Johannesburg - Owners of spaza shops have a lot to learn from their foreign counterparts.
Across the platinum belt and the City of Gold spazas are increasingly being run by foreigners who have displaced local businesses.
They operate longer hours and keep a wider variety of goods compared to their counterparts in Vosloorus, Soweto and Rustenburg.
Rashid Ahmed, a small business analyst at Finmark Trust, says the foreign-owned businesses are booming partly because of their longer operating hours.
"They can afford to work incredibly long hours because in most cases they have left their families in their own countries," says Ahmed.
He says another contributor to their success is that they organise themselves into associations that focus on growing their businesses and saving by buying in bulk. In contrast, local operators are unlikely to be members of an organised group.
Some foreign shopkeepers even sleep in the storerooms of the shops they run, like Jalaloddin Mohammad in Orlando East, Soweto.
"This shop is to me what women and beer are to other men," says Mohammad, who has been working at the store for two-and-a-half years.
Mohammad says he only leaves the shop for a maximum of two days a week.
He has neither family nor friends in the country. He came into the country through the Bangladeshi owner of the shop, who runs a chain of similar shops.
Our investigations in the East Rand, Soweto and Rustenburg indicates that many of the foreign nationals running the shops are employed by groups of elusive and powerful foreign owners who typically have several stores.
Information about the owners was scarce and requests for it ended many interviews. The employees feared that their bosses would abandon them if they discovered that they had spoken to the press.
These owners club together to buy goods from retailers at favourable rates but they do not pass the savings they get from this practice onto their customers. On average they charge more than their local counterparts but remain in business because they stock a wider variety of goods.
This practice is drawing a mixed response from their customers.
Mzoli Matiwane of Vosloorus says he prefers spending his money at a store run by foreigners because he is guaranteed to find whatever product he is looking for.
Elizabeth Ntlatseng of Orlando East does not mind to shop around because of the higher prices.
"In most cases the prices at foreign-run spazas fluctuate," says Ntlatseng, adding that she only shops at these spazas for items she can't find at the spazas of locals.
A number of the foreign stores we visited may be operating below the radar of the law. Many employees did not have their identification documents with them.
Home affairs spokesperson Cleo Mosana said the department did not have statistics on the number of businesses operated by immigrants, including those who are in the country illegally.

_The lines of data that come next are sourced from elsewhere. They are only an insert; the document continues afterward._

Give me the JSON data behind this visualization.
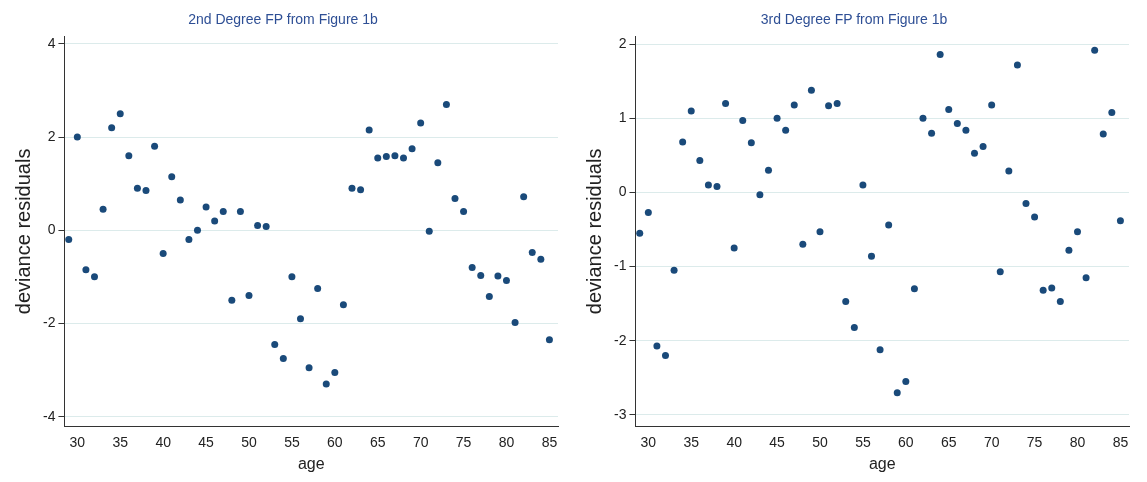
{
  "chart_data": [
    {
      "type": "scatter",
      "title": "2nd Degree FP from Figure 1b",
      "xlabel": "age",
      "ylabel": "deviance residuals",
      "grid": "y",
      "marker": "circle",
      "legend": false,
      "x": [
        29,
        30,
        31,
        32,
        33,
        34,
        35,
        36,
        37,
        38,
        39,
        40,
        41,
        42,
        43,
        44,
        45,
        46,
        47,
        48,
        49,
        50,
        51,
        52,
        53,
        54,
        55,
        56,
        57,
        58,
        59,
        60,
        61,
        62,
        63,
        64,
        65,
        66,
        67,
        68,
        69,
        70,
        71,
        72,
        73,
        74,
        75,
        76,
        77,
        78,
        79,
        80,
        81,
        82,
        83,
        84,
        85
      ],
      "series": [
        {
          "color": "#1a4a7a",
          "values": [
            -0.2,
            2.0,
            -0.85,
            -1.0,
            0.45,
            2.2,
            2.5,
            1.6,
            0.9,
            0.85,
            1.8,
            -0.5,
            1.15,
            0.65,
            -0.2,
            0,
            0.5,
            0.2,
            0.4,
            -1.5,
            0.4,
            -1.4,
            0.1,
            0.08,
            -2.45,
            -2.75,
            -1.0,
            -1.9,
            -2.95,
            -1.25,
            -3.3,
            -3.05,
            -1.6,
            0.9,
            0.87,
            2.15,
            1.55,
            1.58,
            1.6,
            1.55,
            1.75,
            2.3,
            -0.02,
            1.45,
            2.7,
            0.68,
            0.4,
            -0.8,
            -0.97,
            -1.42,
            -0.98,
            -1.08,
            -1.98,
            0.72,
            -0.48,
            -0.62,
            -2.35
          ]
        }
      ],
      "xlim": [
        28.5,
        86
      ],
      "xticks": [
        30,
        35,
        40,
        45,
        50,
        55,
        60,
        65,
        70,
        75,
        80,
        85
      ],
      "ylim": [
        -4.2,
        4.15
      ],
      "yticks": [
        -4,
        -2,
        0,
        2,
        4
      ]
    },
    {
      "type": "scatter",
      "title": "3rd Degree FP from Figure 1b",
      "xlabel": "age",
      "ylabel": "deviance residuals",
      "grid": "y",
      "marker": "circle",
      "legend": false,
      "x": [
        29,
        30,
        31,
        32,
        33,
        34,
        35,
        36,
        37,
        38,
        39,
        40,
        41,
        42,
        43,
        44,
        45,
        46,
        47,
        48,
        49,
        50,
        51,
        52,
        53,
        54,
        55,
        56,
        57,
        58,
        59,
        60,
        61,
        62,
        63,
        64,
        65,
        66,
        67,
        68,
        69,
        70,
        71,
        72,
        73,
        74,
        75,
        76,
        77,
        78,
        79,
        80,
        81,
        82,
        83,
        84,
        85
      ],
      "series": [
        {
          "color": "#1a4a7a",
          "values": [
            -0.55,
            -0.27,
            -2.07,
            -2.2,
            -1.05,
            0.68,
            1.1,
            0.43,
            0.1,
            0.08,
            1.2,
            -0.75,
            0.97,
            0.67,
            -0.03,
            0.3,
            1.0,
            0.84,
            1.18,
            -0.7,
            1.38,
            -0.53,
            1.17,
            1.2,
            -1.47,
            -1.82,
            0.1,
            -0.86,
            -2.12,
            -0.44,
            -2.7,
            -2.55,
            -1.3,
            1.0,
            0.8,
            1.86,
            1.12,
            0.93,
            0.84,
            0.53,
            0.62,
            1.18,
            -1.07,
            0.29,
            1.72,
            -0.15,
            -0.33,
            -1.32,
            -1.29,
            -1.47,
            -0.78,
            -0.53,
            -1.15,
            1.92,
            0.79,
            1.08,
            -0.38
          ]
        }
      ],
      "xlim": [
        28.5,
        86
      ],
      "xticks": [
        30,
        35,
        40,
        45,
        50,
        55,
        60,
        65,
        70,
        75,
        80,
        85
      ],
      "ylim": [
        -3.15,
        2.1
      ],
      "yticks": [
        -3,
        -2,
        -1,
        0,
        1,
        2
      ]
    }
  ]
}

The SA Revenue Service (Sars) has an idea of the numbers of foreign-owned small businesses that operate in the country legally but does not record it for tax purposes.

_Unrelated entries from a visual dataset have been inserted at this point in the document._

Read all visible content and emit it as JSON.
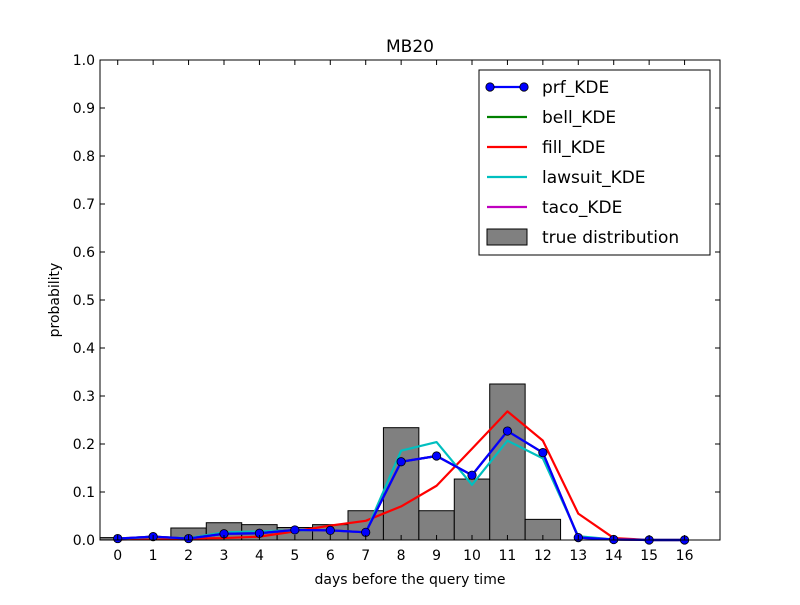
{
  "chart_data": {
    "type": "line",
    "title": "MB20",
    "xlabel": "days before the query time",
    "ylabel": "probability",
    "xlim": [
      -0.5,
      17
    ],
    "ylim": [
      0,
      1.0
    ],
    "xticks": [
      0,
      1,
      2,
      3,
      4,
      5,
      6,
      7,
      8,
      9,
      10,
      11,
      12,
      13,
      14,
      15,
      16
    ],
    "yticks": [
      0.0,
      0.1,
      0.2,
      0.3,
      0.4,
      0.5,
      0.6,
      0.7,
      0.8,
      0.9,
      1.0
    ],
    "ytick_labels": [
      "0.0",
      "0.1",
      "0.2",
      "0.3",
      "0.4",
      "0.5",
      "0.6",
      "0.7",
      "0.8",
      "0.9",
      "1.0"
    ],
    "grid": false,
    "legend_position": "top-right",
    "x": [
      0,
      1,
      2,
      3,
      4,
      5,
      6,
      7,
      8,
      9,
      10,
      11,
      12,
      13,
      14,
      15,
      16
    ],
    "series": [
      {
        "name": "prf_KDE",
        "color": "#0000ff",
        "marker": "circle",
        "values": [
          0.003,
          0.007,
          0.003,
          0.013,
          0.014,
          0.021,
          0.02,
          0.016,
          0.163,
          0.175,
          0.135,
          0.227,
          0.182,
          0.005,
          0.001,
          0.0,
          0.0
        ]
      },
      {
        "name": "bell_KDE",
        "color": "#008000",
        "marker": "none",
        "values": [
          0.003,
          0.007,
          0.003,
          0.013,
          0.014,
          0.021,
          0.02,
          0.016,
          0.163,
          0.175,
          0.135,
          0.227,
          0.182,
          0.005,
          0.001,
          0.0,
          0.0
        ]
      },
      {
        "name": "fill_KDE",
        "color": "#ff0000",
        "marker": "none",
        "values": [
          0.001,
          0.002,
          0.003,
          0.004,
          0.007,
          0.018,
          0.03,
          0.04,
          0.07,
          0.113,
          0.19,
          0.268,
          0.207,
          0.055,
          0.004,
          0.0,
          0.0
        ]
      },
      {
        "name": "lawsuit_KDE",
        "color": "#00bfbf",
        "marker": "none",
        "values": [
          0.003,
          0.006,
          0.004,
          0.016,
          0.018,
          0.02,
          0.02,
          0.016,
          0.186,
          0.204,
          0.115,
          0.207,
          0.17,
          0.008,
          0.001,
          0.0,
          0.0
        ]
      },
      {
        "name": "taco_KDE",
        "color": "#bf00bf",
        "marker": "none",
        "values": [
          0.003,
          0.007,
          0.003,
          0.013,
          0.014,
          0.021,
          0.02,
          0.016,
          0.163,
          0.175,
          0.135,
          0.227,
          0.182,
          0.005,
          0.001,
          0.0,
          0.0
        ]
      }
    ],
    "histogram": {
      "name": "true distribution",
      "color": "#808080",
      "values": [
        0.005,
        0.005,
        0.025,
        0.036,
        0.032,
        0.026,
        0.032,
        0.061,
        0.234,
        0.061,
        0.127,
        0.325,
        0.043,
        0.0,
        0.0,
        0.0,
        0.0
      ]
    }
  }
}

"When a person registers a business we ask for their nationality but we don't record that information for tax collection purposes. Many of these businesses are exempted from tax because they generate profits of less than R100 000 a year," says Sars spokesperson Adrian Lackay.
What is clear though is that there is an increasing number of foreign small business owners chasing the African dream on our southern shores.
Difficult trading
"I am surprised to see that foreign entrepreneurs have even managed to penetrate into the most remote parts of the rural communities," says Ahmed.

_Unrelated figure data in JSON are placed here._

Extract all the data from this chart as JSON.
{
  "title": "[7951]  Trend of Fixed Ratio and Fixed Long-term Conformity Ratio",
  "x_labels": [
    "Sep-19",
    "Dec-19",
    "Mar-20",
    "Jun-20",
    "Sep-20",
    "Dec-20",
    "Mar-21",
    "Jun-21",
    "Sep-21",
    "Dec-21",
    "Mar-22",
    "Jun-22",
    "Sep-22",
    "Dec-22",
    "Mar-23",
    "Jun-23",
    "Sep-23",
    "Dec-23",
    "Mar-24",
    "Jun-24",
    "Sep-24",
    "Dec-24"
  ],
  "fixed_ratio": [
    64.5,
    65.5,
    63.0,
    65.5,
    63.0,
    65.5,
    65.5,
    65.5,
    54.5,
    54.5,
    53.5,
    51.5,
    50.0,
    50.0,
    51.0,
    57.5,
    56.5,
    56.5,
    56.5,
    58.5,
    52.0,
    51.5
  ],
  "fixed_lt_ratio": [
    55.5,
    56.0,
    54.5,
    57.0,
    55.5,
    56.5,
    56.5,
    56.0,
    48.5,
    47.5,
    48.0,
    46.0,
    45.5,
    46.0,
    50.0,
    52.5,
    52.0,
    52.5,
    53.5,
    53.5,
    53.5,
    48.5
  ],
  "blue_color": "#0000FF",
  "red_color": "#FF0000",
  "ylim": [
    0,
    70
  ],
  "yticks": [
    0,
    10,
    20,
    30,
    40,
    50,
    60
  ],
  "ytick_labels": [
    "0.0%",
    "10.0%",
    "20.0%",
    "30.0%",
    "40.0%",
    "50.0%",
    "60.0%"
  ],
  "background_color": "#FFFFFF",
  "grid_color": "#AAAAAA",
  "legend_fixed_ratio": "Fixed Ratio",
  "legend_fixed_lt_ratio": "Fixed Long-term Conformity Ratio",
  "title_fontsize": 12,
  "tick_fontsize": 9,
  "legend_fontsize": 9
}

Difficult trading conditions have forced many local entrepreneurs to rent their premises to foreign business people. One such entrepreneur is Dumisame Nkosi of Vosloorus on the East Rand.
"I didn't rent it out to a local entrepreneur because Bangladeshis have a good reputation for paying their rent on time while South Africans generally come up with excuses when it's time to pay rent," he says.
"Besides, I can charge them (Bangladeshis) whatever I want," he says.
Nkosi charges his tenant R2 500 a month.
The emergence of foreign-owned small businesses in Vosloorus has been a double-edged sword for Nkosi's business adventures.
He has had to close his transport company that used to deliver goods to other spaza owners in the township because the number of locally -owned spaza shop dwindled and the foreign nationals use the services of one of their own.
In Phokeng, outside Rustenburg, many shops there are run by Somalis and Chinese who were not forthcoming about their business activities. Not all of them operate legally.
Phokeng is home to the Royal Bafokeng Nation (RBN), which is said to be among the richest communities on the continent because of their mining wealth.
RBN spokesperson Martin Bekker says they have worked with the police over the past two years to root out illegal businesses in the area. He says random inspections have resulted in the closing of businesses that failed to produce their business licences last year and in 2008.
"We are currently contesting four court applications for eviction of such persons at the Mmabatho High Court," he says.
He says locals are responsible for the surging number of foreign entrepreneurs.
"The problem seems to lie with Bafokeng who obtain trading licences and then unlawfully sell or transfer these to foreign nationals in under-the-counter deals," he says.
The battle for survival is likely to intensify this year in the townships and rural areas as job losses force families to choose more carefully where they spend their money.